Expert-led governance addresses this directly. Call texts drafted by experts operating at the frontier of their field should look different from those drafted by EU officials navigating programme committees. They should be more attuned to scientific or technological opportunities and less administratively prescriptive. The explicit requirement that expert teams gather intelligence broadly reinforces this.
For researchers, the net result should be a pillar 2 that is harder to game and more rewarding to engage with honestly, which is precisely the kind of programme that attracts the best proposals.
Finally, researchers will be concerned about conflicts of interest.
A first concern is acute: could a researcher be excluded from a call that their former colleague designed? Could an expert team leak a draft call text to their home institution ahead of publication?
A second concern is systemic: are experts impartial? A quantum computing expert will naturally think about the field's challenges through the lens of quantum computing. Expert teams drawn from specific research communities will, consciously or not, design calls that advantage those communities.
I am not particularly worried about the first concern, because safeguards are in place at every stage. Teams have multiple members, including one EU official, and receive feedback from the Councils. Call texts are approved by the Commission and member states, and today’s independent proposal evaluation process remains unchanged.

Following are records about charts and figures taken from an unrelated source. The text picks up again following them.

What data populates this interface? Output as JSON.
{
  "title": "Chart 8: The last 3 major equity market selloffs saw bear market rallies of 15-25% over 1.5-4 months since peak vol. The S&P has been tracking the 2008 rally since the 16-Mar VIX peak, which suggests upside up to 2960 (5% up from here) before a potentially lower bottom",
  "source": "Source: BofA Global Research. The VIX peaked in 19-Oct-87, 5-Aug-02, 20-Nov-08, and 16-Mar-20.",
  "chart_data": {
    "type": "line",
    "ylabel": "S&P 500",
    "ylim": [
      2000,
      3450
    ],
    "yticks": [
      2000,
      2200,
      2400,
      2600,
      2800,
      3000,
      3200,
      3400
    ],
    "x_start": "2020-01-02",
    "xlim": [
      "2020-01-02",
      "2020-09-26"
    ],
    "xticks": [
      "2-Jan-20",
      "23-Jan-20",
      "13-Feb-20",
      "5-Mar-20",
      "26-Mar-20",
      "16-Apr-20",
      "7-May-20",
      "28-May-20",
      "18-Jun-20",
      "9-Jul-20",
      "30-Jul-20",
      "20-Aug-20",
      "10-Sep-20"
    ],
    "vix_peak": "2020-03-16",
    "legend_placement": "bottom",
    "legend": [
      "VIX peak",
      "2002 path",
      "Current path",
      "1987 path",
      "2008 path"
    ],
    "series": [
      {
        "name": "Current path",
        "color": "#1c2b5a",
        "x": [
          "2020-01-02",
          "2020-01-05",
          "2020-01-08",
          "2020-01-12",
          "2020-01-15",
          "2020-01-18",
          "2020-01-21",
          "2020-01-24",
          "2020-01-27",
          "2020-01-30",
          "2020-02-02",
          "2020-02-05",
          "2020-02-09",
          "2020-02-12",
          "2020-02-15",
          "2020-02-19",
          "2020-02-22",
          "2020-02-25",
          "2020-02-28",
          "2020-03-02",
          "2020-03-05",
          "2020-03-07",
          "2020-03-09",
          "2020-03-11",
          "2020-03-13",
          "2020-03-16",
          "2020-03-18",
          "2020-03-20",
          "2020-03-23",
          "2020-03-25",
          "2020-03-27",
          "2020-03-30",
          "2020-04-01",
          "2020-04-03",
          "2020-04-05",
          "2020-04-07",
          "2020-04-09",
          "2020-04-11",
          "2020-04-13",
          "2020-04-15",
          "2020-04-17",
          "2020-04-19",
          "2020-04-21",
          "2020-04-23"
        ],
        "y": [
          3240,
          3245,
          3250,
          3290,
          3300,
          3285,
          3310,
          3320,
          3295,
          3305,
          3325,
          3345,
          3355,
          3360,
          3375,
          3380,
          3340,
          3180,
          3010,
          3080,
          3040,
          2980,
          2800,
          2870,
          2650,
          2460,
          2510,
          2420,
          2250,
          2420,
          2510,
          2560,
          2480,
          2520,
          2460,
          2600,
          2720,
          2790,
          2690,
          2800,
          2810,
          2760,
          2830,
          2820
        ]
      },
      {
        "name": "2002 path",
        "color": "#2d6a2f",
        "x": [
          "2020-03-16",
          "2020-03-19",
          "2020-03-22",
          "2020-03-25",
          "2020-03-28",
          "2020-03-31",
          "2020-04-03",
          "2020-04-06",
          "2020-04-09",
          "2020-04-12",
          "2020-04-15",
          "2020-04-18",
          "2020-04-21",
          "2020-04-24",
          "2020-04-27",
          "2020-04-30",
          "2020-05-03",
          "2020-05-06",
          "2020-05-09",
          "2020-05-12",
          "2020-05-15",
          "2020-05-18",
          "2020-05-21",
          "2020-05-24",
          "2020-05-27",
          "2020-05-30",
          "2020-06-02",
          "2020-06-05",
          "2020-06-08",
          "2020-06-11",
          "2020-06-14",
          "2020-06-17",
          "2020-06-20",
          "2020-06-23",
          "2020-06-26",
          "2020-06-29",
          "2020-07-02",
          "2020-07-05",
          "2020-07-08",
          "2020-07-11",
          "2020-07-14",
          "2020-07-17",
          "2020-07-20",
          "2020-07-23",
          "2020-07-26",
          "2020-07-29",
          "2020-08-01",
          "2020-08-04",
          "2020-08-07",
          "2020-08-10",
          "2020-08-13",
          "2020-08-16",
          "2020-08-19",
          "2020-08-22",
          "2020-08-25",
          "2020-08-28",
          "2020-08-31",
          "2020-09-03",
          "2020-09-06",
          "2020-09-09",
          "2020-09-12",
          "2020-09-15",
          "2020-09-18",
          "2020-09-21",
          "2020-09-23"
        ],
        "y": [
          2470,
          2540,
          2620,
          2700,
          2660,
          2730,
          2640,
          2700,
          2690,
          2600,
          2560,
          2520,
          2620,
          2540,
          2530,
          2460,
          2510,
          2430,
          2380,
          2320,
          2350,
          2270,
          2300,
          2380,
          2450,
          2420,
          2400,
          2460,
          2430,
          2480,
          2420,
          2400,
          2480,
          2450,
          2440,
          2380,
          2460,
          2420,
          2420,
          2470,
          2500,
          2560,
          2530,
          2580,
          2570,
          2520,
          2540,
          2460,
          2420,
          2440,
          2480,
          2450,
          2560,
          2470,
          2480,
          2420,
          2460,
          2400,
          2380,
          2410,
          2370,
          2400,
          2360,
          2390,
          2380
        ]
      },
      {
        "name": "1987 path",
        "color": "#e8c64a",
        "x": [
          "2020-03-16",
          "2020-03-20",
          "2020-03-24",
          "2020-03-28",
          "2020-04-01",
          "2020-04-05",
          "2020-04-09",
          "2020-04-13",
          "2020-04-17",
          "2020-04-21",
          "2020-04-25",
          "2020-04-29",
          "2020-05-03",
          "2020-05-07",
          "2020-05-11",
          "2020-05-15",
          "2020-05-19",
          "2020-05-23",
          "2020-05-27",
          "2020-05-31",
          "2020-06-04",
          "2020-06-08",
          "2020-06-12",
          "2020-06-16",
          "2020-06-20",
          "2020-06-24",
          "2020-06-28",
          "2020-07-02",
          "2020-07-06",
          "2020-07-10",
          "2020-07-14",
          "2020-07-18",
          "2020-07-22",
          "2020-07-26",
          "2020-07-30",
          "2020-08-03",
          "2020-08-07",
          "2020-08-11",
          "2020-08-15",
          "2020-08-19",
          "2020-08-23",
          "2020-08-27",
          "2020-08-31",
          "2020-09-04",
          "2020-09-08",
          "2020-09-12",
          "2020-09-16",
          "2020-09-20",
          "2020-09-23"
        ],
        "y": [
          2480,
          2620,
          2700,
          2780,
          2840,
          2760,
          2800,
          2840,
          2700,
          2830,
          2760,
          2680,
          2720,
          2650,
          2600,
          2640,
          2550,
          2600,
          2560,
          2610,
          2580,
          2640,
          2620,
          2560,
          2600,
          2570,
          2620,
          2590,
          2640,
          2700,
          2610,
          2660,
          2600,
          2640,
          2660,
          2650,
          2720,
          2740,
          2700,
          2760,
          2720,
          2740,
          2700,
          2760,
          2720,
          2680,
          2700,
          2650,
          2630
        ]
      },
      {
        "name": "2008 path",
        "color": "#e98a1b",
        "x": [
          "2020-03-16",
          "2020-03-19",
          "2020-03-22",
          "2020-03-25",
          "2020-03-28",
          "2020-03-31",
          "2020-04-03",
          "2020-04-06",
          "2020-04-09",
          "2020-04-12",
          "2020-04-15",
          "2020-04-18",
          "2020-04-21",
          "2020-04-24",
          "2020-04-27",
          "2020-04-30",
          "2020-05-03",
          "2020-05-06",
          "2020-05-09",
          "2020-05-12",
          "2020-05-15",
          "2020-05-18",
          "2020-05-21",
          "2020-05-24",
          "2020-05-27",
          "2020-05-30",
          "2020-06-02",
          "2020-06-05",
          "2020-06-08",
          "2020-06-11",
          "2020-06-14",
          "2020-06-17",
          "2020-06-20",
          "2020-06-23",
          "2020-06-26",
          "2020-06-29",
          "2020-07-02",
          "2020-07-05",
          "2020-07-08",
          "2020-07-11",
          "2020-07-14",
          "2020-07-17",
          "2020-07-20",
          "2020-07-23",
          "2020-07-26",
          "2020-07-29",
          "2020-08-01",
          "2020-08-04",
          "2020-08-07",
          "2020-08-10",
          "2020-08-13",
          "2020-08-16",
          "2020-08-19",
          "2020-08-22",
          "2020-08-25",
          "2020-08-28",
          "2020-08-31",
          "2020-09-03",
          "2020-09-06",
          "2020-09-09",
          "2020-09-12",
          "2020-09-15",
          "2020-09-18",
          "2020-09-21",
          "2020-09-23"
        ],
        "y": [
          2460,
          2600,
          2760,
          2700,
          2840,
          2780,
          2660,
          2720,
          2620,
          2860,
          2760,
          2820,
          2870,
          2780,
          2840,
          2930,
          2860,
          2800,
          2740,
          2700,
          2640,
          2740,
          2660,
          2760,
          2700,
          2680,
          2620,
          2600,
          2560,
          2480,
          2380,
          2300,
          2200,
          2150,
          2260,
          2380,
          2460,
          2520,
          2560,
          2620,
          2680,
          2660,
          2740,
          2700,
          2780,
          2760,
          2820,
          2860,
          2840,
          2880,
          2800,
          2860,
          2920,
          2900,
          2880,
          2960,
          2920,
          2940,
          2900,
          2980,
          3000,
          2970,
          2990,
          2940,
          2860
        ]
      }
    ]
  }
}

Indeed, it would be quite difficult for an individual expert to consistently favour their former employer in a way that could survive all those checks.
On the systemic concern, the honest answer is that the risk is real, but probably smaller than the current risk of political distortion. Call texts shaped by member state programme committees represent a different form of bias towards national priorities and consensus.
Expert-led governance trades one form of influence for another. Whether the trade is beneficial depends on having the right experts, which is ultimately a question of selection quality, and on ensuring that the Research Councils provide genuine oversight, not merely a rubber stamp.
To summarise, I believe the draft report offers researchers attractive career opportunities (DARPA programme managers come to mind) while addressing the oft-heard complaint of prescriptiveness. Concerns about conflicts of interest should be addressed, but this is an argument for taking the design very seriously, not against the model.